Гл. 10. Отец Серафим..

               
 Поводив гостя, отец Серафим встал из-за стола, подошёл к скамье застеленной медвежьей шкурой, и прилёг на неё, переваривая в мыслях то, что рассказал  ему Фрол.
  Честно говоря, ему совсем не хотелось ввязываться в это дело. Пусть власти эти занимаются, а то, когда нужно было изгонять их общину из обжитых мест  на  реке Соже,  на границе с Польшей, то они это быстро сумели сделать. Это произошло полтора столетия назад, но все  жители посёлка, от старика до самого мальца, знают эту историю.
  А, тут убивцы! И, что же власть? Где она, та самая власть, которая должна защищать свой народ, своих подданных. Верно, сидит, сложа руки, и ждёт, когда казаки сами злодеев найдут и покарают? А может, просто, у неё  руки не доходят? Сибирь то она, вон какая огромная, и люд здесь разный шастает, за всеми не углядишь..
  Он закрыл глаза, и ему сразу вспомнился тот день, когда они впервые, шестьдесят лет назад, приехали на это место. Тогда их было всего двадцать семей, остальных оставили жить под Читой, в разных местах. С ним вместе была жена Крестина, и двое сыновей – Хома и Хвёдор. Всего, тогда было десять фамилий, из них пятьдесят мужиков, сорок женщин, и сорок пять детей.
  Сначала они тоже жили под Читой, на берегу реки Ингода. Земли там были плохие, песчаные, и не могли обеспечить всех хлебом. А, все, более или менее пригодные для пашни земли, были розданы крестьянам-переселенцам, прибывшим сюда ранее.
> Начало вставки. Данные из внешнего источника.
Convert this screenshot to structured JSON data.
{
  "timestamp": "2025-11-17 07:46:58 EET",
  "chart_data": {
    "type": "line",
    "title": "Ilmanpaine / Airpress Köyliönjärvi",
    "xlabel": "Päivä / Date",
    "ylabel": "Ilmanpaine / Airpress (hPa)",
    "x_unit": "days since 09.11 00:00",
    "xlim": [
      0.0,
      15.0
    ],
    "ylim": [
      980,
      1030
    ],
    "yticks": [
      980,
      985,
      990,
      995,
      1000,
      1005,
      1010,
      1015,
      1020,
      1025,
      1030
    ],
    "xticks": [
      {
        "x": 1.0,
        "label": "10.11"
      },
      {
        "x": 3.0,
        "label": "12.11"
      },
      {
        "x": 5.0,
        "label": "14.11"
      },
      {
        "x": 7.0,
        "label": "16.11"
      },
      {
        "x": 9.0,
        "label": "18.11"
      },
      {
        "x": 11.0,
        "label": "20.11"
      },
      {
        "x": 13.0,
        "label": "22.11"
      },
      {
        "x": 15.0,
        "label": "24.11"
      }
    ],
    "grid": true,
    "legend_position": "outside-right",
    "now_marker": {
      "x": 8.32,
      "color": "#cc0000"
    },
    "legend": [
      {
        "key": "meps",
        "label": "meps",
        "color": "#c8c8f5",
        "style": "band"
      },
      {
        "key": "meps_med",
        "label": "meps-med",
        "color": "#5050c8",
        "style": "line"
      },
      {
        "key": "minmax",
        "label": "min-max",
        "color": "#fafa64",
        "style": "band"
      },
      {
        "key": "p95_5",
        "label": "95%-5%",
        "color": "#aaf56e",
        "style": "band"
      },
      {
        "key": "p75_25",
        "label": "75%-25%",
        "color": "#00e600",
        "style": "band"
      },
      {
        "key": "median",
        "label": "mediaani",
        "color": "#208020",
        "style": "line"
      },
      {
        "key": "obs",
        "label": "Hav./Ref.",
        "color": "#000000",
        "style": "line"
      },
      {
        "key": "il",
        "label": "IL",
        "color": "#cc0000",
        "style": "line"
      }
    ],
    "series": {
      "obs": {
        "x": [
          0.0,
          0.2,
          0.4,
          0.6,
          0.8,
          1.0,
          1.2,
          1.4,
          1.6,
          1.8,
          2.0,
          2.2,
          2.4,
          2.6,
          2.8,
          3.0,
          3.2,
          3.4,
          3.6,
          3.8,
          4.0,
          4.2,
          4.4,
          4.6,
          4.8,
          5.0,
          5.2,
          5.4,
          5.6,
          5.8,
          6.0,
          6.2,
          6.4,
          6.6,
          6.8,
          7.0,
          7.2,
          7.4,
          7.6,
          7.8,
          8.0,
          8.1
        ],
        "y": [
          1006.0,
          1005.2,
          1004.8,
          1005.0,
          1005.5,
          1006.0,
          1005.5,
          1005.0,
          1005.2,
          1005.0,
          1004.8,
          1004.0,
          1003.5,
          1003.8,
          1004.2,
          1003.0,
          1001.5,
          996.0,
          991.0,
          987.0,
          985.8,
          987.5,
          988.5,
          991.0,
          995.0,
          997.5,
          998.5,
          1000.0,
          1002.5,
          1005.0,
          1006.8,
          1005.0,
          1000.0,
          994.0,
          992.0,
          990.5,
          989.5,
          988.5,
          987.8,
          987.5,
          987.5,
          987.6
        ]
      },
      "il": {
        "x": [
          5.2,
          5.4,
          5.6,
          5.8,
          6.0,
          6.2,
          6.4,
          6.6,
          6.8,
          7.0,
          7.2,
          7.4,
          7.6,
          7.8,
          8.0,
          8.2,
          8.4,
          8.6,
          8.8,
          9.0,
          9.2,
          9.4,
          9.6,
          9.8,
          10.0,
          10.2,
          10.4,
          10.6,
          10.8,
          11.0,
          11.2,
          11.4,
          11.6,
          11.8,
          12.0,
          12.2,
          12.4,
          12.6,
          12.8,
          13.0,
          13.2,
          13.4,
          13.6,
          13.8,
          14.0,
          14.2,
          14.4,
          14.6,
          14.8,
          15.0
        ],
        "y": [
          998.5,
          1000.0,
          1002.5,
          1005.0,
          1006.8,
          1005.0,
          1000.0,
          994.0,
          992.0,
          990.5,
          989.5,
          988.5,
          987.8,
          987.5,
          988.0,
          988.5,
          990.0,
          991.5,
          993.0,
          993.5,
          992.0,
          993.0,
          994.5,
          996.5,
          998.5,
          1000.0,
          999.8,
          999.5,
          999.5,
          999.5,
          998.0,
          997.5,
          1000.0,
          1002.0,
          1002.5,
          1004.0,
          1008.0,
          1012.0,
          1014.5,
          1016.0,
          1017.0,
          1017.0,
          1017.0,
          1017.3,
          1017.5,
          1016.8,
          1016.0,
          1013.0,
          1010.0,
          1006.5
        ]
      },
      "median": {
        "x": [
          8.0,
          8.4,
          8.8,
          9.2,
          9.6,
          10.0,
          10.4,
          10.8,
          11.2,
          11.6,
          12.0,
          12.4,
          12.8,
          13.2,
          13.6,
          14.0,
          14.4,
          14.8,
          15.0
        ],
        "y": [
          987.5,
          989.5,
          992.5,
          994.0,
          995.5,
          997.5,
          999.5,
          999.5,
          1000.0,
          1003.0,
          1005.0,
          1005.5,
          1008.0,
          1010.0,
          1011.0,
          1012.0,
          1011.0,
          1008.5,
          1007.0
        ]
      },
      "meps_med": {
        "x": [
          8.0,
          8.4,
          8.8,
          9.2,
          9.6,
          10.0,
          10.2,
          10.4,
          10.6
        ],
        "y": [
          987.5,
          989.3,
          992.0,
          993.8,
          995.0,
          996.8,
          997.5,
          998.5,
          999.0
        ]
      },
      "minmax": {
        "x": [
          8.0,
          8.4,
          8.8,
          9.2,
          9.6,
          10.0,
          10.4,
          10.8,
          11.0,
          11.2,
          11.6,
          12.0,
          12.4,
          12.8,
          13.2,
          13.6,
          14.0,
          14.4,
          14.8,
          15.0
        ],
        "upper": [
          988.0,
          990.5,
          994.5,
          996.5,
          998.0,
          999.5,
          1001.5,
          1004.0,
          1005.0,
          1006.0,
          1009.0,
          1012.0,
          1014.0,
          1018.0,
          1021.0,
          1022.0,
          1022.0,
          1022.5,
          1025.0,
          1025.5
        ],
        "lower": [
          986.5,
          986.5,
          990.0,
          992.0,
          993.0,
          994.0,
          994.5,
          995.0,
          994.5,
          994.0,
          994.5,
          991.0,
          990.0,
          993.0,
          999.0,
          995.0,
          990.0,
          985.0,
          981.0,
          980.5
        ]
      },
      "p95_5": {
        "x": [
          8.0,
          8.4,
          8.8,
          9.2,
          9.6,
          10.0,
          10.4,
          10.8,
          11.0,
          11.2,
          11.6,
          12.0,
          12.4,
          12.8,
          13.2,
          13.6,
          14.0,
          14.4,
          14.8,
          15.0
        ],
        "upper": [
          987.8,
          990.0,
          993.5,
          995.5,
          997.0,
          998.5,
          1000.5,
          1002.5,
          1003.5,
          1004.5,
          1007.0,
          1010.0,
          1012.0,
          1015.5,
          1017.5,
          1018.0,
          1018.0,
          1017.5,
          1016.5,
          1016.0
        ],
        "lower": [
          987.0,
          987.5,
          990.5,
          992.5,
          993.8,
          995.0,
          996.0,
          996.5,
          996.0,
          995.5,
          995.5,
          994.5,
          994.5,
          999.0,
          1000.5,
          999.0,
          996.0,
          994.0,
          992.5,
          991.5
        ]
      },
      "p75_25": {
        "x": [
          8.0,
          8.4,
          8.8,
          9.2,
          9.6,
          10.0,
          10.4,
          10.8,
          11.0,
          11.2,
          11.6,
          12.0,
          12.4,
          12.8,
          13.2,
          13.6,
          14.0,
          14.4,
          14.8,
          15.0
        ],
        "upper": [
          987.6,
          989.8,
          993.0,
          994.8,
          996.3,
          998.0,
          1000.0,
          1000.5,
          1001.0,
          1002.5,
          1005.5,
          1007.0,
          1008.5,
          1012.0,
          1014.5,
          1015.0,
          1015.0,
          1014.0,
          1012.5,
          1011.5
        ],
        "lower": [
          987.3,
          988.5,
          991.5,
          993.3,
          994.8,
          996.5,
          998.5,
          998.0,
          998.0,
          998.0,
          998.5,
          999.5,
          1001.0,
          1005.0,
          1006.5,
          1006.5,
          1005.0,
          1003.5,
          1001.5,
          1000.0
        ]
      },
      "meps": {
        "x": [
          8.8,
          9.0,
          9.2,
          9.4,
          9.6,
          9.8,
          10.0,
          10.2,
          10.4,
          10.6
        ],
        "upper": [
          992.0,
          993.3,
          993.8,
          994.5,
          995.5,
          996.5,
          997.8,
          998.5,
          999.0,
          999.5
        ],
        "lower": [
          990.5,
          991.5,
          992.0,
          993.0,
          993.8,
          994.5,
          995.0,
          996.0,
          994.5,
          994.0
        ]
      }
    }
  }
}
   Поэтому Ратибор, обратился с челобитной к губернатору, где просил разрешить им поиск новых мест для проживания, и возможности выращивания пшеницы и ржи.
 Губернатор, его прошение рассмотрел, и  неожиданно для всех, разрешил части общины отправиться в сторону Нерчинска, а потом выше по реке Нерчи. Уже тогда было известно, что в этих местах нашли золото и серебро.
 И ещё в этом документе было сказано, что они, эти переселенцы на Нерчу, освобождаются на  два года от уплаты  подушного налога.
   Тогда, старшиной их общины был отец Ратибор – высокий, широкий в плечах старик, с совершенно седыми волосами и бородой.  В поисках лучших мест для прожи-вания общины, он сам решил возглавить группу переселенцев, выбрав туда самых молодых и здоровых. И именно он - отец Ратибор, нашёл и выбрал это место в глухой тайге, на берегу реки, в девяноста верстах от города Нерчинска.
   Когда они начали расчищать место для строительства жилья, отец Ратибор тоже работал наравне с ними, и рассказывал нам, о наших предках.
 - Гонения, на приверженцев старой веры и старых обрядов, началось, дети мои, ещё в царствование государя Алексея Михайловича, названного Тишайшим, во времена патриаршества Никона, ставшего патриархом «Всея Руси» в одна тысяча шестьсот пятьдесят втором году.
  Однако за два года до этого, приверженцы старой веры, следуя за архиепископом Аввакумом Петровым, отделились от церкви, чем вызвали гнев Никона и государя Алексея Михайловича, и с того момента начались гонения на наших предков.
 Как отколовшуюся, непокорную часть народа – староверов тогда объявили вне закона, лишили всех прав и преследовали за веру.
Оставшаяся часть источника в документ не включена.